Quelles sont les améliorations sociales que l’Union Syndicale a permis de conquérir ? Lesquelles avons-nous pu défendre et conserver ?

Quelles sont les améliorations sociales que l’Union Syndicale a permis de conquérir ? Lesquelles avons-nous pu défendre et conserver ? À une époque où, dans un monde où la mondialisation entraîne dans son sillage réductions salariales et chômage, il est impossible de rester complètement isolés et d’échapper au changement. Il arrive donc que nous soyons obligés de faire des concessions parce que, temporairement, nous sommes dans une situation de faiblesse ou parce que le manque d’unité au sein du personnel nous affaiblit.

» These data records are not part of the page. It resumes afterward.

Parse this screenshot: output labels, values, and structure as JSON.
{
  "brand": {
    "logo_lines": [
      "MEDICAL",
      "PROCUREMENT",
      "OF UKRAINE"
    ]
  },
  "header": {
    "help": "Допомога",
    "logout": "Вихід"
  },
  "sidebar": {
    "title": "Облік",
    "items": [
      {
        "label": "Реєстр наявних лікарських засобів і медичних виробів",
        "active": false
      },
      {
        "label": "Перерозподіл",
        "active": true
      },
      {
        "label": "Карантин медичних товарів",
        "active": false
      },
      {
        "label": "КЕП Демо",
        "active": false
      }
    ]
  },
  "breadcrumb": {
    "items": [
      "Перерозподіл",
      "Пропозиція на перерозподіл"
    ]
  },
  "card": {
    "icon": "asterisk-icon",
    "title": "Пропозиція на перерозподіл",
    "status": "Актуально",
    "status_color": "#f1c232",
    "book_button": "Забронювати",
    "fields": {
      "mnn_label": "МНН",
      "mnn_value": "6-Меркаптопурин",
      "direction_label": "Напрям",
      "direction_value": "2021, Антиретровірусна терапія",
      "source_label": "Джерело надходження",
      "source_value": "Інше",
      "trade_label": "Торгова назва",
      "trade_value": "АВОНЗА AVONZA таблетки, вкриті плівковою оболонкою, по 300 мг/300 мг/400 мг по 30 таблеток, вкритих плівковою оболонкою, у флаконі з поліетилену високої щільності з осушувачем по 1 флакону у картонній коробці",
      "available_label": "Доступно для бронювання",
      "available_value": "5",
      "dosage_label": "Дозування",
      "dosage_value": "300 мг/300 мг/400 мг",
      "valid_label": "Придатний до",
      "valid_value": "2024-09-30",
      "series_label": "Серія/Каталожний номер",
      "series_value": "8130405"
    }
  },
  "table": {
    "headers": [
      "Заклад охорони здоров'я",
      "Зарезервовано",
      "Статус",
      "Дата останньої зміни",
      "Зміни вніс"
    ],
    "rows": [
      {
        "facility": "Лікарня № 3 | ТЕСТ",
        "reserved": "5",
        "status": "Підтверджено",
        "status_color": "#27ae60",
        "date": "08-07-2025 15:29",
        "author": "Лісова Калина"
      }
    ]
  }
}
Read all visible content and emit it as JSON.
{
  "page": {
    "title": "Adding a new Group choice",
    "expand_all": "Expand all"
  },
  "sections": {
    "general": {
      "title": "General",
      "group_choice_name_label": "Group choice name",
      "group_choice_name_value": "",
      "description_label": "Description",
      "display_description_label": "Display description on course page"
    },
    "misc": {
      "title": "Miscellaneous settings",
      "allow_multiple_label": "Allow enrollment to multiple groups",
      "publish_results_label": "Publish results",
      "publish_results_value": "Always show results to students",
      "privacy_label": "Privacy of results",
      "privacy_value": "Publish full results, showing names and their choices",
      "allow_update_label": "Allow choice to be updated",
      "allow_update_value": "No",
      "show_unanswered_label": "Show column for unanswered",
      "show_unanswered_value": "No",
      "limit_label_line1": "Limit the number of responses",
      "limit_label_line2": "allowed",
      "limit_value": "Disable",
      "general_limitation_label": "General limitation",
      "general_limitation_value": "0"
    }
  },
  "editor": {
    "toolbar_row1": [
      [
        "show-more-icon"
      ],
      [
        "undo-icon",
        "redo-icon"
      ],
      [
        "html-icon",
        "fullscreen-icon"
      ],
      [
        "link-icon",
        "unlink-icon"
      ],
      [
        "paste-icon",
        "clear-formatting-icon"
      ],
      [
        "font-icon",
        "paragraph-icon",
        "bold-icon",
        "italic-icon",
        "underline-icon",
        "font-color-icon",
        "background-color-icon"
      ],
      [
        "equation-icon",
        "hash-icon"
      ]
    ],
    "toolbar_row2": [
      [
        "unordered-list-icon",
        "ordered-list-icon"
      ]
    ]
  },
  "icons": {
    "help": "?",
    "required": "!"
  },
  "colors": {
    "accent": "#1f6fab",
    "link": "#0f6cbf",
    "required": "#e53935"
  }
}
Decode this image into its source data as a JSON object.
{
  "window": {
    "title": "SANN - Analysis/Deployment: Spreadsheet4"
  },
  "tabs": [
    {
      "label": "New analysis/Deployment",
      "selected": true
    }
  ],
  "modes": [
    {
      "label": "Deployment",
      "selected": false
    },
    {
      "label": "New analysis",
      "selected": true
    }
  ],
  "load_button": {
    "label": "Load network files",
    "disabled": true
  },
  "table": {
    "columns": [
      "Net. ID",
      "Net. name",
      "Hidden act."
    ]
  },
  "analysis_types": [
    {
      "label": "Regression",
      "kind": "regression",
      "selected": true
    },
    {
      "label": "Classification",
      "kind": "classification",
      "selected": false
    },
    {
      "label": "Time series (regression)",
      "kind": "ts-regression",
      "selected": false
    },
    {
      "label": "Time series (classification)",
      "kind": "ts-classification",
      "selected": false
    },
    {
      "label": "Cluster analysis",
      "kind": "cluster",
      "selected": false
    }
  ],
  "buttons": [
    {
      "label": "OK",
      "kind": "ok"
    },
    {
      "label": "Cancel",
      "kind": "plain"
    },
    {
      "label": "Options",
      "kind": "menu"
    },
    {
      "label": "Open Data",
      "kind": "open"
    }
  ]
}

Toutefois, sous l’impulsion de l’Union Syndicale, le personnel de l’Union européenne a obtenu de considérables améliorations de ses conditions de travail et a pu défendre quasiment tous les aspects essentiels de ses acquis sociaux.

Au sein des trois grandes familles d’organisations internationales (institutions et agences UE, organisations coordonnées et Nations unies), le personnel de l’Union européenne est toujours celui qui jouit des meilleures conditions de travail et des salaires les plus attractifs.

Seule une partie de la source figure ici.